A 28 ans, Claude Bernhard est sur le point d'obtenir son premier emploi fixe. Après des années de formation, le jeune homme commencera le mois prochain comme ingénieur de projet. Une étape décisive, partagée par de nombreux jeunes adultes qui passent du statut d’apprenti ou d’étudiant à celui de professionnel.
Blick rencontre Claude Bernhard à Zurich. Il raconte son parcours semé d'embûches, mais aussi la raison pour laquelle le grand saut dans le monde du travail reste un défi, surtout lorsqu’il est question de salaire.
Ne jamais perdre de vue son objectif
Cette année, Claude Bernhard a achevé ses études en énergies renouvelables et technologies environnementales.

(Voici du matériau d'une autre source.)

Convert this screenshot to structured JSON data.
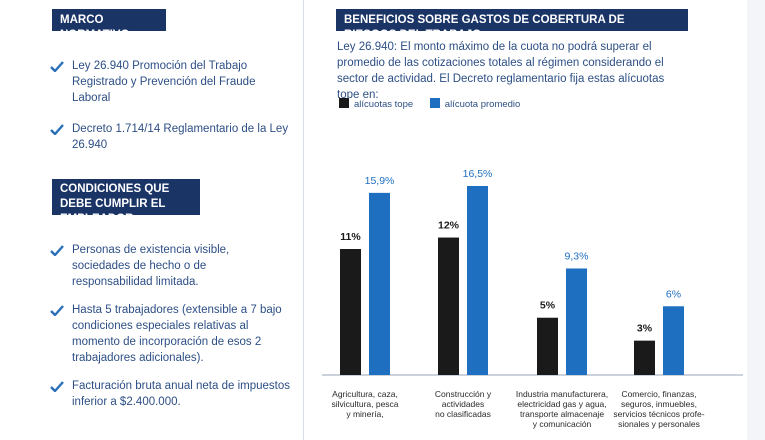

Obtenir son poste d’ingénieur de projet n’a pas été un long fleuve tranquille. «Je n’aurais jamais cru décrocher un titre académique», confie-t-il avec fierté. A chaque obstacle, il a poursuivi sa route.
Au gymnase, il suivait une partie de ses cours dans des classes à effectif réduit. «Dans notre système scolaire, c’est presque le niveau le plus bas», reconnaît-il. Après un premier apprentissage de deux ans comme plasturgiste, il a voulu aller plus loin. Suivent un deuxième apprentissage de laborantin en chimie (CFC), une maturité technique, puis des études de génie mécanique interrompues.
Les négociations salariales sont primordiales
La première fois qu’il s’est confronté à la question du salaire, c’était lors de la signature de son contrat d’apprentissage. «Dans un apprentissage, il n’est pas prévu de négocier son salaire.» Avec le recul, il estime pourtant qu’une petite marge de discussion ne serait pas superflue.
A 16 ans, on est souvent trop jeune et inexpérimenté pour formuler des exigences solides. S’y ajoute le manque de formation: les jeunes n’apprennent presque rien sur les négociations salariales. «Les apprentis devraient être conscients de leurs droits et savoir qu’ils peuvent demander quelque chose en échange de leur travail. On devrait leur transmettre cela dès l’école», dit-il.
En pratique, chacun doit se débrouiller pour découvrir la valeur de son travail. Certes, des calculateurs de salaire existent en ligne et syndicats ou associations offrent des conseils, mais beaucoup ignorent ces ressources. Claude Bernhard en a eu connaissance grâce à un camarade qui lui a parlé de la question. «C’est seulement à ce moment-là que j’ai compris qu’il fallait m’y préparer.» Il constate que beaucoup négocient au feeling.
«Les salaires manquent souvent de transparence»
«Un gros problème, c’est le manque de transparence», relève-t-il. En Suisse, l’argent reste un sujet tabou. La professeure Anna Sender, qui étudie la transparence salariale, le formule ainsi pour Blick: «Celui qui gagne beaucoup ment souvent sur son salaire.» Une opacité qui complique la tâche des débutants pour savoir quel revenu est juste.
Dans l’ingénierie, les écarts sont particulièrement marqués. Ce flou rend les négociations encore plus difficiles, souligne Claude Bernhard. Et lorsqu’on reçoit une offre, on est déjà reconnaissant et on est plutôt tenté de l’accepter telle quelle. «On n’ose pas vraiment arriver avec des revendications salariales.»
Le jeune diplômé insiste aussi sur le rôle du réseau, déterminant pour décrocher son poste actuel. «Il faut parler à la bonne personne au bon moment.» Pour lui, les contacts ouvrent des portes, mais il s’interroge sur l’équité du système. Car à l'inverse, ceux qui n’ont pas de réseau se retrouvent défavorisés.
Des expériences difficiles durant l'apprentissage
Ses expériences de formation ont marqué sa vision du monde du travail. Son premier apprentissage s’est déroulé dans une ambiance agréable. En revanche, son apprentissage de laborantin en chimie a été tout l’inverse. «C’était très hiérarchisé. On n’avait pas voix au chapitre, surtout pas les apprentis.»
Il juge aussi les conditions d’embauche discutables. «Comme apprenti, on est le dernier maillon de la chaîne. Je l’ai clairement ressenti.» Employé par une grande entreprise régionale, riche et influente, il n’osait pas protester. «Aujourd’hui, j’irais voir un syndicat. Même si ça n’aboutit pas, le fait de documenter permet parfois de faire bouger les choses.»
Désormais, Claude Bernhard aborde son avenir avec sérénité. A tous ceux qui débutent – il donnerait ce conseil: ne pas céder à la pression. «On a aussi le droit d’échouer, cela fait partie du processus.» Et si l’on veut changer de voie à 25 ans, il vaut mieux oser plutôt que regretter à 50 ans.